Assolto in primo grado dall’accusa di violenza al corpo politico dello Stato per “non aver commesso il fatto”, Mannino era stato stralciato dal processo Stato-mafia tuttora in corso a Palermo con il rito ordinario, ed era stato processato col rito abbreviato. Ieri, davanti alla Corte d’appello, presieduta da Adriana Piras, i sostituti procuratori generali Giuseppe Fici e Sergio Barbiera hanno sottolineato come la nuova legge sulle “modifiche al codice di procedura penale”, in vigore dal 3 agosto, stabilisca la rinnovazione dell’istruzione dibattimentale, quando l’appello è proposto dal pm contro la sentenza di proscioglimento. Si tratta della recente riforma dell’articolo 603 cpp apportata dal ministro Andrea Orlando che ha già bloccato l’appello per la strage del rapido 904 con Totò Riina imputato a Firenze.
La pubblica accusa ha chiesto alla Corte di valutare se la riforma si debba applicare anche al rito abbreviato: in tal caso, la Procura generale di Palermo ha annunciato che dovrà risentire 50 testimoni, oltre al superteste Massimo Ciancimino.

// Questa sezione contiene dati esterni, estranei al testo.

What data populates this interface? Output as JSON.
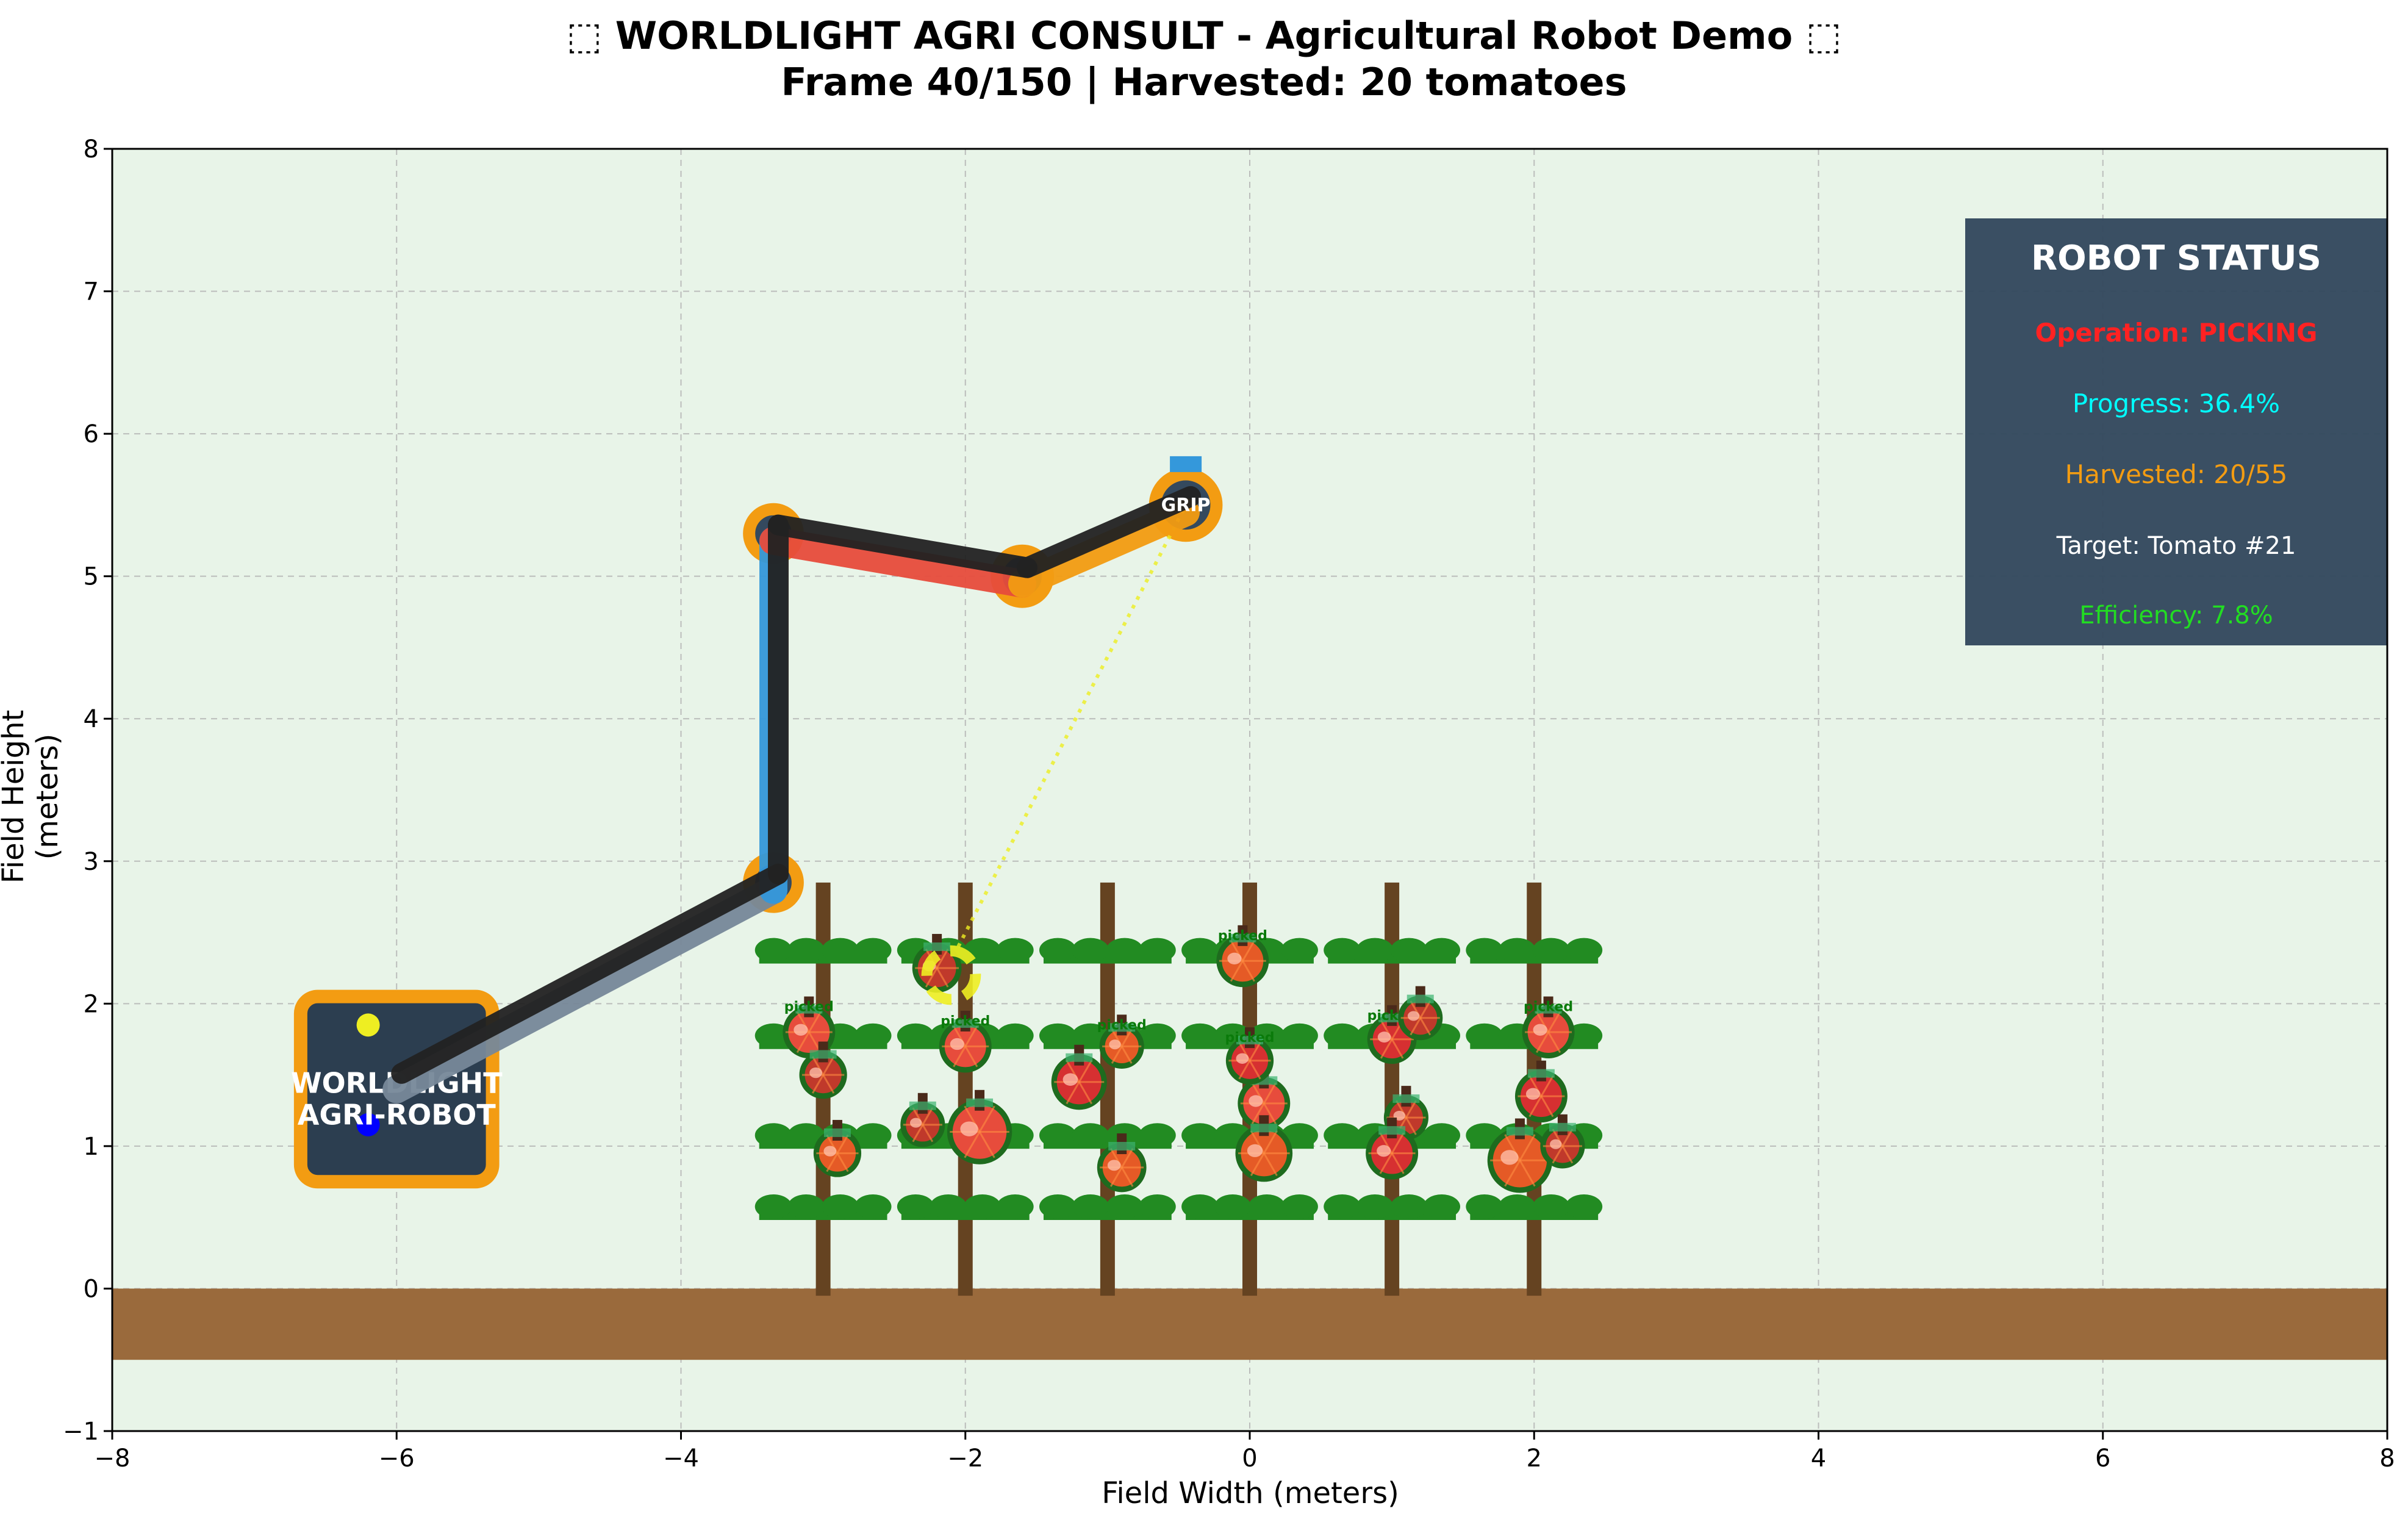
{
  "chart_data": {
    "type": "scatter",
    "title_line1": "⬚ WORLDLIGHT AGRI CONSULT - Agricultural Robot Demo ⬚",
    "title_line2": "Frame 40/150 | Harvested: 20 tomatoes",
    "xlabel": "Field Width (meters)",
    "ylabel": "Field Height (meters)",
    "xlim": [
      -8,
      8
    ],
    "ylim": [
      -1,
      8
    ],
    "xticks": [
      -8,
      -6,
      -4,
      -2,
      0,
      2,
      4,
      6,
      8
    ],
    "yticks": [
      -1,
      0,
      1,
      2,
      3,
      4,
      5,
      6,
      7,
      8
    ],
    "xtick_labels": [
      "−8",
      "−6",
      "−4",
      "−2",
      "0",
      "2",
      "4",
      "6",
      "8"
    ],
    "ytick_labels": [
      "−1",
      "0",
      "1",
      "2",
      "3",
      "4",
      "5",
      "6",
      "7",
      "8"
    ],
    "grid": true,
    "ground": {
      "y_top": 0,
      "y_bottom": -0.5,
      "color": "#9a6a3c"
    },
    "background_color": "#e8f4e8",
    "robot_base": {
      "center": [
        -6.0,
        1.4
      ],
      "label_line1": "WORLDLIGHT",
      "label_line2": "AGRI-ROBOT",
      "fill": "#2c3e50",
      "border": "#f39c12",
      "lights": [
        {
          "x": -6.2,
          "y": 1.85,
          "color": "#eeee22"
        },
        {
          "x": -6.2,
          "y": 1.15,
          "color": "#0000ff"
        }
      ]
    },
    "arm_joints": [
      {
        "x": -6.0,
        "y": 1.45
      },
      {
        "x": -3.35,
        "y": 2.85
      },
      {
        "x": -3.35,
        "y": 5.3
      },
      {
        "x": -1.6,
        "y": 5.0
      },
      {
        "x": -0.45,
        "y": 5.5
      }
    ],
    "arm_colors": {
      "segment1": "#778899",
      "segment2": "#3498db",
      "segment3": "#e74c3c",
      "segment4": "#f39c12",
      "outline": "#222222",
      "joint_fill": "#34495e",
      "joint_ring": "#f39c12"
    },
    "gripper_label": "GRIP",
    "target": {
      "x": -2.1,
      "y": 2.2,
      "color": "#eeee22"
    },
    "plants_x": [
      -3,
      -2,
      -1,
      0,
      1,
      2
    ],
    "leaf_rows_y": [
      0.55,
      1.05,
      1.75,
      2.35
    ],
    "stem_top_y": 2.85,
    "tomatoes": [
      {
        "x": -3.1,
        "y": 1.8,
        "r": 0.3,
        "color": "#e74c3c",
        "label": "picked"
      },
      {
        "x": -3.0,
        "y": 1.5,
        "r": 0.27,
        "color": "#c0392b"
      },
      {
        "x": -2.9,
        "y": 0.95,
        "r": 0.27,
        "color": "#e55a26"
      },
      {
        "x": -2.2,
        "y": 2.25,
        "r": 0.28,
        "color": "#c0392b"
      },
      {
        "x": -2.0,
        "y": 1.7,
        "r": 0.3,
        "color": "#e74c3c",
        "label": "picked"
      },
      {
        "x": -1.9,
        "y": 1.1,
        "r": 0.38,
        "color": "#e74c3c"
      },
      {
        "x": -2.3,
        "y": 1.15,
        "r": 0.25,
        "color": "#c0392b"
      },
      {
        "x": -1.2,
        "y": 1.45,
        "r": 0.32,
        "color": "#d63031"
      },
      {
        "x": -0.9,
        "y": 1.7,
        "r": 0.25,
        "color": "#e55a26",
        "label": "picked"
      },
      {
        "x": -0.9,
        "y": 0.85,
        "r": 0.28,
        "color": "#e55a26"
      },
      {
        "x": -0.05,
        "y": 2.3,
        "r": 0.3,
        "color": "#e55a26",
        "label": "picked"
      },
      {
        "x": 0.1,
        "y": 1.3,
        "r": 0.3,
        "color": "#e74c3c"
      },
      {
        "x": 0.1,
        "y": 0.95,
        "r": 0.33,
        "color": "#e55a26"
      },
      {
        "x": 0.0,
        "y": 1.6,
        "r": 0.27,
        "color": "#d63031",
        "label": "picked"
      },
      {
        "x": 1.0,
        "y": 1.75,
        "r": 0.28,
        "color": "#d63031",
        "label": "picked"
      },
      {
        "x": 1.1,
        "y": 1.2,
        "r": 0.25,
        "color": "#c0392b"
      },
      {
        "x": 1.0,
        "y": 0.95,
        "r": 0.3,
        "color": "#d63031"
      },
      {
        "x": 1.2,
        "y": 1.9,
        "r": 0.25,
        "color": "#c0392b"
      },
      {
        "x": 2.1,
        "y": 1.8,
        "r": 0.3,
        "color": "#e74c3c",
        "label": "picked"
      },
      {
        "x": 2.05,
        "y": 1.35,
        "r": 0.3,
        "color": "#d63031"
      },
      {
        "x": 1.9,
        "y": 0.9,
        "r": 0.38,
        "color": "#e55a26"
      },
      {
        "x": 2.2,
        "y": 1.0,
        "r": 0.25,
        "color": "#c0392b"
      }
    ]
  },
  "status_panel": {
    "title": "ROBOT STATUS",
    "operation": "Operation: PICKING",
    "progress": "Progress: 36.4%",
    "harvested": "Harvested: 20/55",
    "target": "Target: Tomato #21",
    "efficiency": "Efficiency: 7.8%",
    "colors": {
      "panel": "#34495e",
      "title": "#ffffff",
      "operation": "#ff2222",
      "progress": "#00ffff",
      "harvested": "#f39c12",
      "target": "#ffffff",
      "efficiency": "#22dd22"
    }
  }
}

Sollevando alcuni dubbi sui profili di illegittimità costituzionale che riguardano l’applicazione della nuova norma al rito abbreviato, poi, i procuratori generali hanno sottolineato che in questo caso l’appello Mannino potrebbe durare almeno due anni. È stato a questo punto che il presidente Piras ha chiesto all’ex ministro dc se intende rinunciare alla prescrizione: Mannino ha risposto di no. Quindi la Corte si è riservata e ha rinviato il processo al 24 ottobre per ascoltare la difesa.